Figure 1.

Cellular uptake and intracellular concentration of curcumin and induction of cell death. (a) Flow cytometry measurement of curcumin fluorescence in Huh-7 cells treated with different amounts of curcumin (0–80 μM external concentration). In the upper panel 1 shows the autofluorescence of cells at 530±30 nM (flavoprotein fluorescence), and 2 shows the fluorescence after the addition of a defined amount of curcumin (5 μM). The plotted mean values were recorded after 5 min of equilibration. (b). Intracellular curcumin concentration in μM, as measured by methanolic extraction, of cells treated with various concentrations of curcumin plotted against the external concentration of curcumin (0–80 μM; n=6 independent experiments). Huh-7 cells were used as negative controls (to determine cellular autofluorescence at the wavelength used, i.e., 530±30 nm). (c) Percentage of viable, apoptotic and necrotic cells among cells treated with various concentrations of curcumin for 24 h.
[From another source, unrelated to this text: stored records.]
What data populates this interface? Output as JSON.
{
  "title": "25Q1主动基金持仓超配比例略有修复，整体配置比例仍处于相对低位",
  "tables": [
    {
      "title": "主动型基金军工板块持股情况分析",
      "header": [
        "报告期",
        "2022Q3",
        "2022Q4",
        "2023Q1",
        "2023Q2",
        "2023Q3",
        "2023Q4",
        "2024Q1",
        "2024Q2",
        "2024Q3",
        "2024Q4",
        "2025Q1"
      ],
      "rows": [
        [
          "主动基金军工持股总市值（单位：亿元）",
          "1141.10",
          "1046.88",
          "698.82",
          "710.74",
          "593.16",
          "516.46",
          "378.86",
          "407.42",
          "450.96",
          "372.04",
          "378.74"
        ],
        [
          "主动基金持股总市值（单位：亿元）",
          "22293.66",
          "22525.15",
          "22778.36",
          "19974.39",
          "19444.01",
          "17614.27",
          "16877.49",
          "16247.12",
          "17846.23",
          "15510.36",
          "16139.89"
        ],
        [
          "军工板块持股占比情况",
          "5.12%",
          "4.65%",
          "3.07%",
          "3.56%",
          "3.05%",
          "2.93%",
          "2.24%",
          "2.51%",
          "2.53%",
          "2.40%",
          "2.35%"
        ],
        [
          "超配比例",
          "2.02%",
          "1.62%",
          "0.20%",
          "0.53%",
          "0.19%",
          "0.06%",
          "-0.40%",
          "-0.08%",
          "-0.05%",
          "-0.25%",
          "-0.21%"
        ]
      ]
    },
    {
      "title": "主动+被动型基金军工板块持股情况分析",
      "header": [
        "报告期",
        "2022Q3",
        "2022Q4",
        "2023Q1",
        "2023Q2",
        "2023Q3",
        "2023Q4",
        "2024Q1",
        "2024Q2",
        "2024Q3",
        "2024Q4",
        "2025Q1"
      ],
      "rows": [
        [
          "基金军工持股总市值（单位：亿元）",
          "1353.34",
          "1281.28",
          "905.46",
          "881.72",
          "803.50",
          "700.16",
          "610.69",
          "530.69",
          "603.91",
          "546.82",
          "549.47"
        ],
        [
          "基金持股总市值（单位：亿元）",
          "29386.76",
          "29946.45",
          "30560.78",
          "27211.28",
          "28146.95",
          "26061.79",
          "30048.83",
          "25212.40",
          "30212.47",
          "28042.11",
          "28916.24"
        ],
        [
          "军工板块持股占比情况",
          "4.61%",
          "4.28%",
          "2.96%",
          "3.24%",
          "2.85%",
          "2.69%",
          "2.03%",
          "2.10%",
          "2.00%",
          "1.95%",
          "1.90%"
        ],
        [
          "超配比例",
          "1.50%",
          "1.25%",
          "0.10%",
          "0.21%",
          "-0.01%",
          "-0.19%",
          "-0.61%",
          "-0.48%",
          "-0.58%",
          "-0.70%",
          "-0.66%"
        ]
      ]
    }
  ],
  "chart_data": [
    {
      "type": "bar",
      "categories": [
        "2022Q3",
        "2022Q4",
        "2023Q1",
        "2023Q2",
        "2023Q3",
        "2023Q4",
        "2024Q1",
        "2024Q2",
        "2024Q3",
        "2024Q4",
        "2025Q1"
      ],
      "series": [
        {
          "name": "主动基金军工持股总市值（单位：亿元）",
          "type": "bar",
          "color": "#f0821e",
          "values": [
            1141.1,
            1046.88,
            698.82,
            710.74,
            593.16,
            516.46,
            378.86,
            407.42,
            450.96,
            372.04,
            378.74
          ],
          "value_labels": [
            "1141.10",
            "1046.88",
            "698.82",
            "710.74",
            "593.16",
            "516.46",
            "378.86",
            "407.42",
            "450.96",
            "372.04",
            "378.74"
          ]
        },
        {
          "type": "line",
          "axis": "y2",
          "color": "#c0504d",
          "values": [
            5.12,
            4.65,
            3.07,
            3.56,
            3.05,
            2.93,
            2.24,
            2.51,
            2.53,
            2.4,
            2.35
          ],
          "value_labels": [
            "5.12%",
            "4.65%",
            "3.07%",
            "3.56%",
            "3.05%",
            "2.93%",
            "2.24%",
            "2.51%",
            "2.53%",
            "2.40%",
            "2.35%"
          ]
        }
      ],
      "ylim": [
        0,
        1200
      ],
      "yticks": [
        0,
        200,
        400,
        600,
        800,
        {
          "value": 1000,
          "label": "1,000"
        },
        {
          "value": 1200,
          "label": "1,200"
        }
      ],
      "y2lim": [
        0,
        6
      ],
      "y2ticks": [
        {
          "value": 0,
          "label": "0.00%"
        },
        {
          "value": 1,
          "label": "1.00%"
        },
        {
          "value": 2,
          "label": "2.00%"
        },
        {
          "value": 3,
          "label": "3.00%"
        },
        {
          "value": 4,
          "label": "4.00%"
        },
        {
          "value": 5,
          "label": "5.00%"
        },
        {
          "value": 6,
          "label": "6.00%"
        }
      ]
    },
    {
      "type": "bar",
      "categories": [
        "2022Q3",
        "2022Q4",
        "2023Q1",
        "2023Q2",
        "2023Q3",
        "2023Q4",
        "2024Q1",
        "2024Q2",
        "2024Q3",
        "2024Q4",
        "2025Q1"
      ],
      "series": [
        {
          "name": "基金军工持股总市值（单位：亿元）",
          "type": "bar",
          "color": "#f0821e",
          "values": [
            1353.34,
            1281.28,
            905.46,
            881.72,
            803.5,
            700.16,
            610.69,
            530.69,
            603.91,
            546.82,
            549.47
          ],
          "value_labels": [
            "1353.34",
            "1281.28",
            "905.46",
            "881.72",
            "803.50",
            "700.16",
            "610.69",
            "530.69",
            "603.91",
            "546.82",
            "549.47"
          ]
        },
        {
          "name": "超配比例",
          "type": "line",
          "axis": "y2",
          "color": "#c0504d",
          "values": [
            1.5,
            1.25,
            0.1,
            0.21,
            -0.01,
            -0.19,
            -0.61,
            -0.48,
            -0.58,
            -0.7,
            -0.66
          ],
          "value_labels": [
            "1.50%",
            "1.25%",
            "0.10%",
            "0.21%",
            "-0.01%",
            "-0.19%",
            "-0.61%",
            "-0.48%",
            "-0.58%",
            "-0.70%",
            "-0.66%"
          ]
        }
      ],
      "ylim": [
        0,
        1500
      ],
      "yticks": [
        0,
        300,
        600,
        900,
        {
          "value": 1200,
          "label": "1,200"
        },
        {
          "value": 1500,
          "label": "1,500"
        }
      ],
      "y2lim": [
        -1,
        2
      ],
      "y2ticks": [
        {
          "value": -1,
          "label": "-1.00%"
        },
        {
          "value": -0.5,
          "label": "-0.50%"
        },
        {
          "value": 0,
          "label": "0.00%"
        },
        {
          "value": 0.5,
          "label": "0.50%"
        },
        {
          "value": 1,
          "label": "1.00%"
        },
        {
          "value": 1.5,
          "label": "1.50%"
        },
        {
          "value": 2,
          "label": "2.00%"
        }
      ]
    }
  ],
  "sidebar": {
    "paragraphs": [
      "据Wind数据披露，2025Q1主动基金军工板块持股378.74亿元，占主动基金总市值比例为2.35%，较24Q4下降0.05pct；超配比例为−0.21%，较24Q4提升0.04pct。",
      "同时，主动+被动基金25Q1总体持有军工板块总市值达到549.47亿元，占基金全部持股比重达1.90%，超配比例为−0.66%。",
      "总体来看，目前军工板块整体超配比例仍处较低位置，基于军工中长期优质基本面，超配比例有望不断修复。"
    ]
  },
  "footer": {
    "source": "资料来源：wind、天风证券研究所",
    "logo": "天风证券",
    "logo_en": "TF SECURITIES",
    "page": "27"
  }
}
YO-PRO-1/PI staining was used to analyze the three populations: YO-PRO-1⁻/PI⁻ for viable cells, YO-PRO-1⁺/PI⁻ or YO-PRO-1⁺/PI^intermediate for apoptotic cells and YO-PRO-1⁺/PI⁺ for necrotic cells. The maximum of proportion of apoptotic cells is observed at 25 μM of curcumin for 24 h. Data are expressed as the mean±S.D. (n=10).